United States cutting South Africa off

 ·23 Jun 2026

The head of UNAIDS said she was saddened by US plans to withdraw HIV/AIDS funding for South Africa and urged Washington to reconsider.

She warned the move could cost lives in the country with the largest number of people infected with the virus.

Winnie Byanyima also told a UN news briefing ahead of a high-level UN conference on HIV/AIDS that broader global aid cuts risked reversing decades of progress against the disease.

In an emailed statement, the US State Department said the United States has “decided to initiate a phased drawdown” of the President’s Emergency Plan for AIDS Relief (PEPFAR) in South Africa.

This was because of “South Africa’s failure to make demonstrable progress on policy requests by the administration.”

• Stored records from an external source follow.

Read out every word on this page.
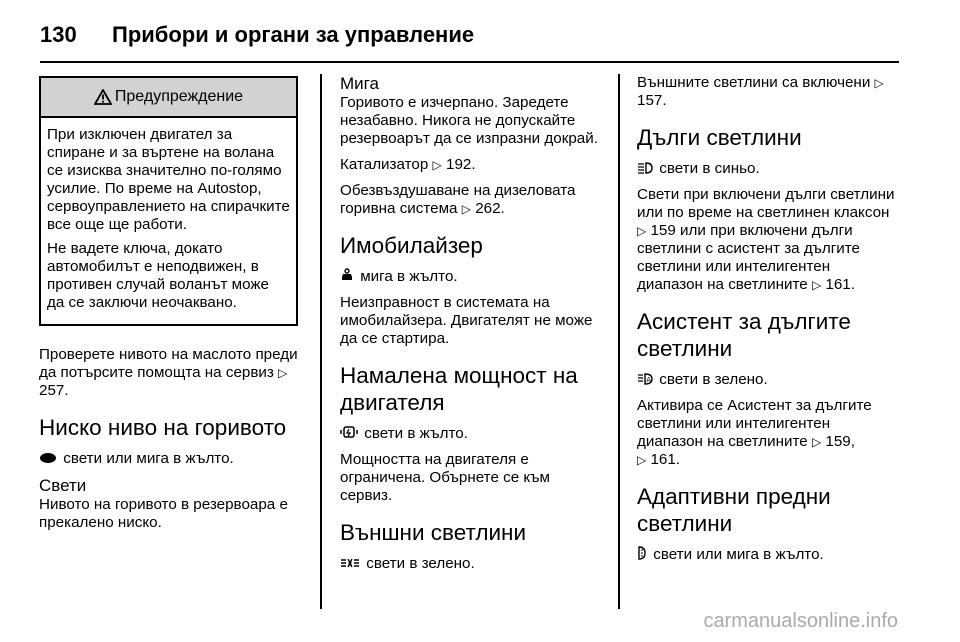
130 Прибори и органи за управление
Предупреждение

При изключен двигател за спиране и за въртене на волана се изисква значително по-голямо усилие. По време на Autostop, сервоуправлението на спирачките все още ще работи.

Не вадете ключа, докато автомобилът е неподвижен, в противен случай воланът може да се заключи неочаквано.

Проверете нивото на маслото преди да потърсите помощта на сервиз ▷ 257.

Ниско ниво на горивото

свети или мига в жълто.

Свети

Нивото на горивото в резервоара е прекалено ниско.

Мига

Горивото е изчерпано. Заредете незабавно. Никога не допускайте резервоарът да се изпразни докрай.

Катализатор ▷ 192.

Обезвъздушаване на дизеловата горивна система ▷ 262.

Имобилайзер

мига в жълто.

Неизправност в системата на имобилайзера. Двигателят не може да се стартира.

Намалена мощност на двигателя

свети в жълто.

Мощността на двигателя е ограничена. Обърнете се към сервиз.

Външни светлини

свети в зелено.

Външните светлини са включени ▷ 157.

Дълги светлини

свети в синьо.

Свети при включени дълги светлини или по време на светлинен клаксон ▷ 159 или при включени дълги светлини с асистент за дългите светлини или интелигентен диапазон на светлините ▷ 161.

Асистент за дългите светлини

A свети в зелено.

Активира се Асистент за дългите светлини или интелигентен диапазон на светлините ▷ 159,
▷ 161.

Адаптивни предни светлини

свети или мига в жълто.

carmanualsonline.info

Semafor last week cited a State Department official and two congressional aides as saying that the decision was a response to South Africa’s failure to meet US demands that Pretoria reduce its partnership with Iran, end Black Economic Empowerment policies, and address “Kill the Boer” anti-apartheid chants.

The Trump administration has laid out a clear list of policy requests for South Africa, reiterated and outlined by US Ambassador Leo Brent Bozell back in March.

The five “asks” reflect the same demands put forward in 2025 to secure a better trade deal with the US, with the added demand of political non-alignment.

The demands are:

  • Protecting rural communities from violence, referring to the globally publicised farm attacks. In 2025, the US wanted this to become a priority crime focus.
  • Condemning rhetoric that incites hatred and glorifies violence, referring to the infamous “kill the boer” chant. The US wants the government to publicly condemn this.
  • Ensuring appropriation policies include fair and clear compensation standards, referring to the government’s move to normalise “nil” compensation in new expropriation laws.
  • Ending mandatory surrender of ownership or control of corporate decision-making as a cost of one’s own business, referring to South Africa’s strict BEE policies.
  • Ending its association with Iran and enemies of the United States and becoming a non-aligned state, as it purports to be.

“These are achievable, practical and beneficial to both Americans and South Africans,” Bozell said at the time.

Because of South Africa’s failure to address these requests, the Trump administration is now taking further steps to pressure the country.

The US State Department said PEPFAR was never intended to be permanent and that South Africa “is a middle-income country and is more than capable of supporting its own health programs.”

Putting lives at risk

Head of UNAIDS, Winnie Byanyima

“I’m sad about that,” Byanyima said, when asked about the US move.

“Taking [PEPFAR] away is taking away life-saving support from the most vulnerable people. So, that is sad. And I would ask the United States to reconsider its position.”

US President Donald Trump froze many foreign aid programs early in his presidency, before reinstating some lifesaving assistance, including parts of PEPFAR.

South Africa does not rely on US funding for its HIV drugs, but PEPFAR previously provided the country with over $400 million a year and paid about 15,000 health workers’ salaries.

Byanyima said South Africa has about 8 million people living with HIV, the most in the world, and the U.S. program had been providing up to 17% of its HIV funding.

She pointed to a steep drop in overall global development assistance from traditional donors in Europe and North America.

“Please do not take money away because you are taking lives away. Have a planned transition,” she said.

She noted a target to end AIDS as a public health threat by 2030 and said the global response had achieved major gains, with 32.1 million of roughly 40 million people living with the virus that causes AIDS receiving treatment.

But she cautioned that progress was uneven and fragile.

UNAIDS data show 9 million people still lack treatment, and 1.2 million people were newly infected last year.

Byanyima warned that recent funding cuts were already disrupting services and could lead to a rebound in infections.

She said HIV testing in countries with high infection rates had fallen by 22%, and in some countries there had been a 90% drop in condom distribution.

“We are seeing early signs of serious reversals in our progress… the trend that has been going down may now reverse and start rising,” she said.